The functions of this programming interface deal with I/O to and from an HDF5 file. These are mostly for non-table data such as application data for fields and relations. SSlib needs to support the following goals:

Targeting: Data can be targeted for a specific architecture during write operations that create a new
dataset. This is useful when data is created on one architecture and will be read repeatedly on another architecture, allowing the data conversion price to be paid just once.
Precision: The data precision can be changed during read/write operations by requesting that the size
of datatypes in the file are different than those in memory. For example, when writing a plot file the caller might supply double values but desire them to be written as float values.
Task-Aggregation: When many tasks are contributing non-overlapping data for a single HDF5 dataset
then it may be advantageous to do some message passing in order to aggregate the data to a smaller subset of tasks where each one can contribute a larger aligned block of data to the file system.
Field-Aggregation: Distinct fields and/or relations might want to share a single dataset in a
non-overlapping manner in order to improve I/O performance.
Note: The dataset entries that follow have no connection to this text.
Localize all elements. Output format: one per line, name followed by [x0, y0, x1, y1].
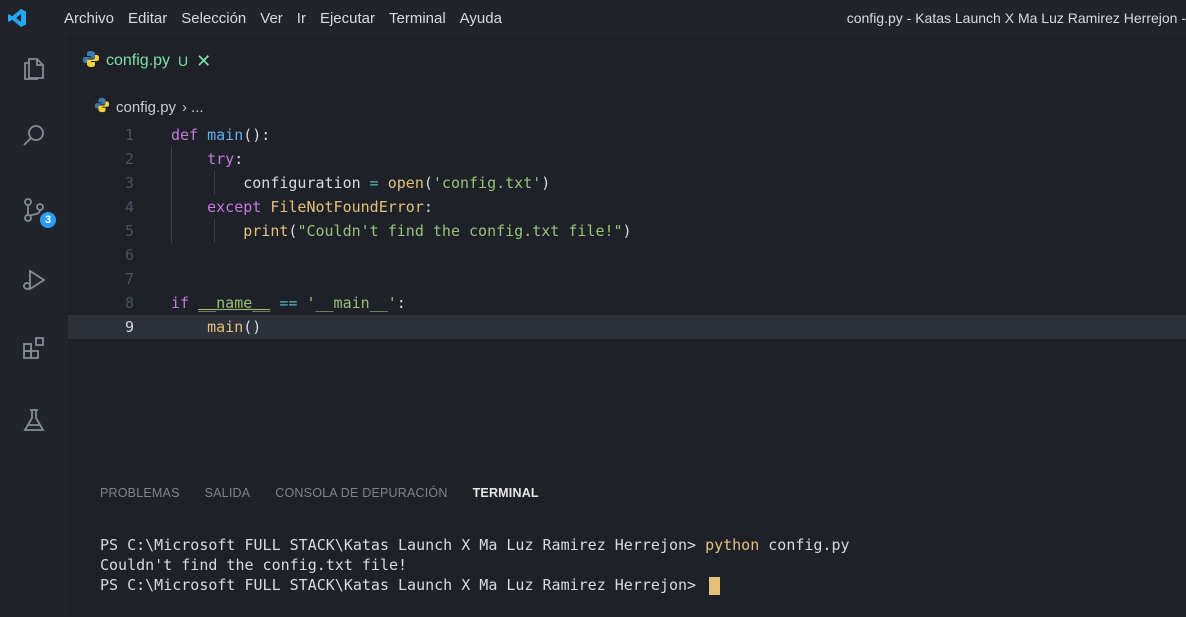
- scm-badge: 3: [40, 212, 56, 228]
- line-number: 4: [124, 198, 134, 216]
- menu-archivo[interactable]: Archivo: [64, 10, 114, 27]
- activity-bar: 3: [0, 36, 68, 616]
- terminal-line: PS C:\Microsoft FULL STACK\Katas Launch …: [100, 535, 850, 555]
- line-number: 7: [124, 270, 134, 288]
- code-line: 8 if __name__ == '__main__':: [68, 291, 1186, 315]
- keyword: if: [171, 294, 190, 312]
- string-literal: '__main__': [306, 294, 397, 312]
- panel-tabs: PROBLEMAS SALIDA CONSOLA DE DEPURACIÓN T…: [100, 486, 564, 500]
- menu-editar[interactable]: Editar: [128, 10, 167, 27]
- run-debug-icon[interactable]: [16, 262, 52, 298]
- tab-salida[interactable]: SALIDA: [205, 486, 251, 500]
- window-title: config.py - Katas Launch X Ma Luz Ramire…: [846, 10, 1186, 26]
- code-line: 2 try:: [68, 147, 1186, 171]
- terminal-cursor: [709, 576, 721, 595]
- tab-label: config.py: [106, 52, 171, 69]
- punctuation: :: [396, 294, 406, 312]
- code-line: 5 print("Couldn't find the config.txt fi…: [68, 219, 1186, 243]
- punctuation: ): [622, 222, 632, 240]
- menu-seleccion[interactable]: Selección: [181, 10, 246, 27]
- search-icon[interactable]: [16, 118, 52, 154]
- python-icon: [94, 97, 110, 118]
- code-text: except FileNotFoundError:: [171, 198, 433, 216]
- code-text: def main():: [171, 126, 270, 144]
- code-line: 7: [68, 267, 1186, 291]
- explorer-icon[interactable]: [16, 50, 52, 86]
- punctuation: ():: [243, 126, 271, 144]
- tab-problemas[interactable]: PROBLEMAS: [100, 486, 180, 500]
- tab-config-py[interactable]: config.py U ✕: [82, 46, 211, 76]
- line-number: 1: [124, 126, 134, 144]
- code-line: 1 def main():: [68, 123, 1186, 147]
- code-line: 4 except FileNotFoundError:: [68, 195, 1186, 219]
- string-literal: "Couldn't find the config.txt file!": [297, 222, 623, 240]
- code-line: 3 configuration = open('config.txt'): [68, 171, 1186, 195]
- line-number: 8: [124, 294, 134, 312]
- keyword: except: [207, 198, 262, 216]
- code-text: print("Couldn't find the config.txt file…: [171, 222, 632, 240]
- menu-ejecutar[interactable]: Ejecutar: [320, 10, 375, 27]
- builtin-call: print: [243, 222, 289, 240]
- tab-bar: config.py U ✕: [68, 36, 1186, 84]
- punctuation: (: [423, 174, 433, 192]
- code-text: if __name__ == '__main__':: [171, 294, 406, 312]
- keyword: def: [171, 126, 199, 144]
- close-icon[interactable]: ✕: [196, 51, 211, 72]
- menu-terminal[interactable]: Terminal: [389, 10, 446, 27]
- terminal-line: Couldn't find the config.txt file!: [100, 555, 850, 575]
- editor: config.py U ✕ config.py › ... 1 def main…: [68, 36, 1186, 460]
- breadcrumb-separator: ›: [182, 98, 188, 116]
- line-number: 3: [124, 174, 134, 192]
- punctuation: (): [243, 318, 262, 336]
- code-area[interactable]: 1 def main(): 2 try: 3 configuration = o…: [68, 123, 1186, 339]
- line-number: 2: [124, 150, 134, 168]
- tab-untracked-status: U: [178, 53, 189, 69]
- menu-ir[interactable]: Ir: [297, 10, 306, 27]
- punctuation: :: [423, 198, 433, 216]
- menu-ayuda[interactable]: Ayuda: [460, 10, 502, 27]
- exception-class: FileNotFoundError: [270, 198, 424, 216]
- breadcrumb: config.py › ...: [94, 95, 204, 119]
- code-text: configuration = open('config.txt'): [171, 174, 550, 192]
- builtin-call: open: [387, 174, 424, 192]
- breadcrumb-file[interactable]: config.py: [116, 99, 176, 116]
- line-number: 6: [124, 246, 134, 264]
- string-literal: 'config.txt': [432, 174, 542, 192]
- terminal-args: config.py: [759, 536, 850, 554]
- source-control-icon[interactable]: 3: [16, 192, 56, 228]
- breadcrumb-symbols[interactable]: ...: [191, 99, 204, 116]
- line-number: 5: [124, 222, 134, 240]
- terminal-line: PS C:\Microsoft FULL STACK\Katas Launch …: [100, 575, 850, 595]
- code-text: main(): [171, 318, 261, 336]
- terminal-prompt: PS C:\Microsoft FULL STACK\Katas Launch …: [100, 536, 706, 554]
- code-line: 6: [68, 243, 1186, 267]
- extensions-icon[interactable]: [16, 330, 52, 366]
- function-call: main: [207, 318, 244, 336]
- tab-terminal[interactable]: TERMINAL: [473, 486, 539, 500]
- menu-bar: Archivo Editar Selección Ver Ir Ejecutar…: [64, 10, 516, 27]
- terminal-output[interactable]: PS C:\Microsoft FULL STACK\Katas Launch …: [100, 535, 850, 595]
- terminal-command: python: [705, 536, 760, 554]
- terminal-prompt: PS C:\Microsoft FULL STACK\Katas Launch …: [100, 576, 706, 594]
- bottom-panel: PROBLEMAS SALIDA CONSOLA DE DEPURACIÓN T…: [68, 460, 1186, 617]
- terminal-output-text: Couldn't find the config.txt file!: [100, 556, 408, 574]
- operator: =: [360, 174, 388, 192]
- menu-ver[interactable]: Ver: [260, 10, 283, 27]
- python-icon: [82, 50, 100, 73]
- punctuation: ): [541, 174, 551, 192]
- vscode-logo-icon: [0, 0, 34, 36]
- variable: configuration: [243, 174, 361, 192]
- testing-icon[interactable]: [16, 402, 52, 438]
- keyword: try: [207, 150, 235, 168]
- code-line-current: 9 main(): [68, 315, 1186, 339]
- punctuation: :: [234, 150, 244, 168]
- dunder-name: __name__: [198, 294, 271, 312]
- tab-consola-depuracion[interactable]: CONSOLA DE DEPURACIÓN: [275, 486, 447, 500]
- code-text: try:: [171, 150, 243, 168]
- function-name: main: [207, 126, 244, 144]
- line-number: 9: [124, 318, 134, 336]
- title-bar: Archivo Editar Selección Ver Ir Ejecutar…: [0, 0, 1186, 36]
- operator: ==: [270, 294, 307, 312]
It should be up to the application how to organized the data in the dataset.
Sharing: Two or more fields or relations should be able to point to a common dataset if those fields or
relations truly reference common data. Changing the data for one field or relation will also change the data for the other fields or relations.
Cross-file: We should be able to store raw data in an SSlib database other than the one holding the
relation or field.
Prewritten: It should be possible to point to field or relation data that was already written to a file by
the client.

In order to get all this to work, SSlib relies heavily on HDF5 support and therefore exposes the HDF5 API to the SSlib client. This allows the client to make full use of HDF5 capabilities, but in many cases the client would rather just let SSlib take care of all the storage details. These two competing design goals are handled by SSlib blob persistent objects (not to be confused with the old VBT blobs which served a similar but much simpler purpose).
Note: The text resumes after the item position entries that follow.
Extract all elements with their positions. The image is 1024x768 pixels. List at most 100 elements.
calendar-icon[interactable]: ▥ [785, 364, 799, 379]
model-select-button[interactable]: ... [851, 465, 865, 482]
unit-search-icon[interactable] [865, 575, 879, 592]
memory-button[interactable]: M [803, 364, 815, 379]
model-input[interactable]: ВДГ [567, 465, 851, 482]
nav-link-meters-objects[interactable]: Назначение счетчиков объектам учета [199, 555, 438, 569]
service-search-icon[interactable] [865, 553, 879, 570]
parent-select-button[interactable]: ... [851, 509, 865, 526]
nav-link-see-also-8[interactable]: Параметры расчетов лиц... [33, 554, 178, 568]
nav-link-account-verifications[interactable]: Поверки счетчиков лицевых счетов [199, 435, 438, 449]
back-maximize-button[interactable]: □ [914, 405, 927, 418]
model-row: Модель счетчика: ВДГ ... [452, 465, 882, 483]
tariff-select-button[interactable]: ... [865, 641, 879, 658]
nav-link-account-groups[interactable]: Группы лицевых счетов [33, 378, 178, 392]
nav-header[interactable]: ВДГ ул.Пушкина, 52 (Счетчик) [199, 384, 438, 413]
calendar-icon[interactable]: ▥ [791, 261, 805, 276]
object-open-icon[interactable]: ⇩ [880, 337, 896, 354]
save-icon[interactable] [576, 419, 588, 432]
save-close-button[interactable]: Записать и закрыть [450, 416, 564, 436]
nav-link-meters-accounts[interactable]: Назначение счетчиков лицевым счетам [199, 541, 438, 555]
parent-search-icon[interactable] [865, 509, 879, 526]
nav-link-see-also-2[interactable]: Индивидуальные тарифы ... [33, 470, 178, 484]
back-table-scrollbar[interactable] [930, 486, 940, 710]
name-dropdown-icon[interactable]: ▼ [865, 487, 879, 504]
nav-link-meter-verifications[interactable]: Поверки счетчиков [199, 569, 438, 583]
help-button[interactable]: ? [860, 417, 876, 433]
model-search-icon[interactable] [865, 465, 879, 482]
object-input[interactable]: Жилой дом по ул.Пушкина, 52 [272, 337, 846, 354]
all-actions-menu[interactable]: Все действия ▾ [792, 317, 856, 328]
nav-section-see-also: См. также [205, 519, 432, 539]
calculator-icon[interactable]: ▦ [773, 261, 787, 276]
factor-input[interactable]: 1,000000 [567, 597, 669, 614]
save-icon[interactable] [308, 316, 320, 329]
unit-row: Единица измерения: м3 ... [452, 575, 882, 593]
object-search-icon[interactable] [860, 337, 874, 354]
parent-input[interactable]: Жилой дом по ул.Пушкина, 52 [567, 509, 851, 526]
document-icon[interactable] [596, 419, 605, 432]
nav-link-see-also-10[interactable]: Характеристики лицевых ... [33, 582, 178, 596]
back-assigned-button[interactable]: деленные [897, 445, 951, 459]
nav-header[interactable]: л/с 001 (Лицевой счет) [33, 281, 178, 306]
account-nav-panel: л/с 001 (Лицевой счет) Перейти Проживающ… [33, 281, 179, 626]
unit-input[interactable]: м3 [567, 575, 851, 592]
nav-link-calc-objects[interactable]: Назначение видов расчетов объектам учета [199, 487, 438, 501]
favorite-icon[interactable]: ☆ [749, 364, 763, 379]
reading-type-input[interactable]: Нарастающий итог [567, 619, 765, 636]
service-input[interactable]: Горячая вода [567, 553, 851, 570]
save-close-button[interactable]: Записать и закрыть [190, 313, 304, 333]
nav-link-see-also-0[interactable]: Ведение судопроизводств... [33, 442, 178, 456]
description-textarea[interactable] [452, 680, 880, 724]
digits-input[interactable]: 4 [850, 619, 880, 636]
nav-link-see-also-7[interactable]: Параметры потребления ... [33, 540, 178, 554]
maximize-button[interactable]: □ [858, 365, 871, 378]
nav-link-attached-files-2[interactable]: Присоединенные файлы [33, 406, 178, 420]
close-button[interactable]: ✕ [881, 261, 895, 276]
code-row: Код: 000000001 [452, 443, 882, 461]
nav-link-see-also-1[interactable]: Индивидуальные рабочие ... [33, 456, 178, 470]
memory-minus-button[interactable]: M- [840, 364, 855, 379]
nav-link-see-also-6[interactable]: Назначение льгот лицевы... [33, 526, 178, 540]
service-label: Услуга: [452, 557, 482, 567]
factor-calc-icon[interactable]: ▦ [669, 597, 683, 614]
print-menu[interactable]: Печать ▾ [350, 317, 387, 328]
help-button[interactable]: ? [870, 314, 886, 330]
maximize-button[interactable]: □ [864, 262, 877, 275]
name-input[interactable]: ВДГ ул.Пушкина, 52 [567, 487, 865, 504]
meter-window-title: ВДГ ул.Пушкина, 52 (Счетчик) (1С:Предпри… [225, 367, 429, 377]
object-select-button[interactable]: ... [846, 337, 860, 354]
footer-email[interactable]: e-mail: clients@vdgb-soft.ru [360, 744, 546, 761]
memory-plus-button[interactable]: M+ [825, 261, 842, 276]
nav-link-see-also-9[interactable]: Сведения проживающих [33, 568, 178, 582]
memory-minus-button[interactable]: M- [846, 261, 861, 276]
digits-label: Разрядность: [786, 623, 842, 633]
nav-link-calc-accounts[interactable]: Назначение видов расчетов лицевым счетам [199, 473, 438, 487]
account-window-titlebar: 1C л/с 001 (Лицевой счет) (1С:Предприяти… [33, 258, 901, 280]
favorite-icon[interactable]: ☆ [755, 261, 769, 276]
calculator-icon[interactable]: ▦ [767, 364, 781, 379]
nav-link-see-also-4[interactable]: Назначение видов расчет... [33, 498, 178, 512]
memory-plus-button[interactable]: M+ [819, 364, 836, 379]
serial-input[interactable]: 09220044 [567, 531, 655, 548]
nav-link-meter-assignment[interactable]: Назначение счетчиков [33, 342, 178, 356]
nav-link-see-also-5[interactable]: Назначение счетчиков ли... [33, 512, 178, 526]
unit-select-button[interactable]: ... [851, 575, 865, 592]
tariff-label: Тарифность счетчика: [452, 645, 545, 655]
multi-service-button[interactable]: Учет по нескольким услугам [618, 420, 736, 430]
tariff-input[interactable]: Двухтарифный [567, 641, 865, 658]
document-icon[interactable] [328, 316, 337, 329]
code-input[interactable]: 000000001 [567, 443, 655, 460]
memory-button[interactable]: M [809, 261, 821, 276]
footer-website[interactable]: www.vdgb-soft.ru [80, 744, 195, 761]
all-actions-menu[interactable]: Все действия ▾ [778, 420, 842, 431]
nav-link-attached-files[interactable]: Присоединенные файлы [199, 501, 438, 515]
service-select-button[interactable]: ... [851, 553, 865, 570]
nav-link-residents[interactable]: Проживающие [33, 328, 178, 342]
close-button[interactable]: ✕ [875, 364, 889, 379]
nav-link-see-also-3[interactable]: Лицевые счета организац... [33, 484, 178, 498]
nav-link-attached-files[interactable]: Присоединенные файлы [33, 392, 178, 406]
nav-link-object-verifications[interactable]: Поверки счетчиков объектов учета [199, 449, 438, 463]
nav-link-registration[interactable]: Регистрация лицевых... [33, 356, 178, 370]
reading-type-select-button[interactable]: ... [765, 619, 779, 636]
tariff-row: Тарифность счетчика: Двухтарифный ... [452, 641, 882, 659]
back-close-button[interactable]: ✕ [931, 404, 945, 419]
A blob points to either a buffer in memory or part of a dataset in a file or both. When pointing to a dataset, the dataset must always be in the same file as the blob itself. An object such as a field in one SSlib file can store raw data in some other SSlib file by linking to a blob defined in that second file. All blob datasets have names in the blob storage group of the top-level scope, and the names are the decimal representation of the dataset object header address. This accomplishes three goals: (1) any blob dataset can be referred to with a single haddr_t value, (2) unique dataset names can be created with no communication, and (3) all blob datasets can be discovered with just a couple HDF5 calls.

SSlib allows blobs to share datasets and the shared dataset. The dimensionality of a blob may be less than the dimensionality of the dataset in which it lives allowing, for instance, one-dimensional blobs to be overlayed as rows of a two-dimensional dataset. See ss_blob_bind_f and ss_blob_space for details.

Since dataset creation and opening in HDF5 is an operation that is collective across the file communicator, many blob operations are also collective across that communicator.

Blobs cannot be associated with a transient scope since there is no underlying HDF5 file in which to store the raw data.